1a.Objectives (from AD-416):
To obtain the distribution of color of a cotton sample instead of one single color grade by using image analysis methods, and to investigate if higher variation in cotton color is associated with higher variations in other cotton properties such as maturity and fineness. This research will provide new tools for better evaluation of cotton quality and aid the development of the next generation rapid test instrument for cotton color measurement.
1b.Approach (from AD-416):
Image analysis techniques will be used to explore a series of sub-areas of the area of the measured cotton samples. The size of these sub-areas can be down to pixel level. Sophisticated image processing techniques will be used to analyze the sample images’ color distributions and identify the impacts of trash and other impurities. The digital images can have very high resolutions and color levels that are sufficient for differentiating the variations among the different parts of the sample.
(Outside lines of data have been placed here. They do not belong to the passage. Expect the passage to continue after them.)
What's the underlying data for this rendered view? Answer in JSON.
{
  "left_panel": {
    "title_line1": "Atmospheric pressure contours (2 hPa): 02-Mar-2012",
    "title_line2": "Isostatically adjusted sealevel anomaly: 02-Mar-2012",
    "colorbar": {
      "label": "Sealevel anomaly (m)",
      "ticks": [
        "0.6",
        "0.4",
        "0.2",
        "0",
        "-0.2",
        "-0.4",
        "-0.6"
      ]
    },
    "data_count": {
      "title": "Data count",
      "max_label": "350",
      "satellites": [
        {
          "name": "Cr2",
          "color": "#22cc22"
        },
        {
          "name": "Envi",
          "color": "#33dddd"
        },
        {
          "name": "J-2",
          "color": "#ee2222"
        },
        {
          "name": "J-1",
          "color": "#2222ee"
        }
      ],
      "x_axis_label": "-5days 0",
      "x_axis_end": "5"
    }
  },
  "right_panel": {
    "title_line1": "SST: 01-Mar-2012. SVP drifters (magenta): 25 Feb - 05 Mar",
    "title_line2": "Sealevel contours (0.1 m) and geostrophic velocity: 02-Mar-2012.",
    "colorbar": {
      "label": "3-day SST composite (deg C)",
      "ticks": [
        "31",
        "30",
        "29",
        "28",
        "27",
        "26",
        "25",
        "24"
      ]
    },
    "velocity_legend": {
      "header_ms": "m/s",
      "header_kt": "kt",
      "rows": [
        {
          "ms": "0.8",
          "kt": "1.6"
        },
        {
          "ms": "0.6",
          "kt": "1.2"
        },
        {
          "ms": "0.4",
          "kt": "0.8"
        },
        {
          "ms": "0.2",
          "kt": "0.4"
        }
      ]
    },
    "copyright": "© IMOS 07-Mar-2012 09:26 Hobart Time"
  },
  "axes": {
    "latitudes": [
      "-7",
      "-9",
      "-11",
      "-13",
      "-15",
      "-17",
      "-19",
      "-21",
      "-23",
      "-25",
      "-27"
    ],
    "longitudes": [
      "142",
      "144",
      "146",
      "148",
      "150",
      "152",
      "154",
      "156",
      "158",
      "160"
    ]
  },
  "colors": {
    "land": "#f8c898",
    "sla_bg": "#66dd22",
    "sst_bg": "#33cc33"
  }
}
This is the final progress report for this project. Experimental protocols have been established. Tests have been conducted to acquire color images of a large set of cotton samples covering a wide range of color grades. Samples also included standard color tiles and trash tiles as references. Experiments to investigate the effects of pressure on measurements were also conducted. Methods have been developed to process the acquired sample images and obtain the intra-sample cotton color distributions and variations. Intra-sample variation is defined as the color variation within one measurement of a repetition. Inter-sample variation is defined as the color variation of different repetitions of a cotton. MatLab programs have been developed to compute the intra-sample distribution and variation, in addition to the overall color grade based on the color grade look-up table and chart. Results also indicated that the color values computed by using the image analysis method were highly correlated to color values reported by High Volume Instrument (HVI). ARS Scientist at Southern Regional Research Center (SRRC) in New Orleans, LA are developing methods to quantitatively describe the intra-sample color distribution and variation. ARS Scientists at SRRC in New Orleans, LA have developed the mathematical function that can describe the intra-sample color distribution and variation. The bivariate normal distribution function has been investigated for this purpose. The distributions’ locations, shapes, orientations, and sizes can quantitatively describe the distribution and be used to compare color distributions. MatLab and SAS programs (Statistical Analysis System) were developed for the analyses. Difference between samples’ distributions and variations were compared by looking at their statistical parameters computed from the distribution function.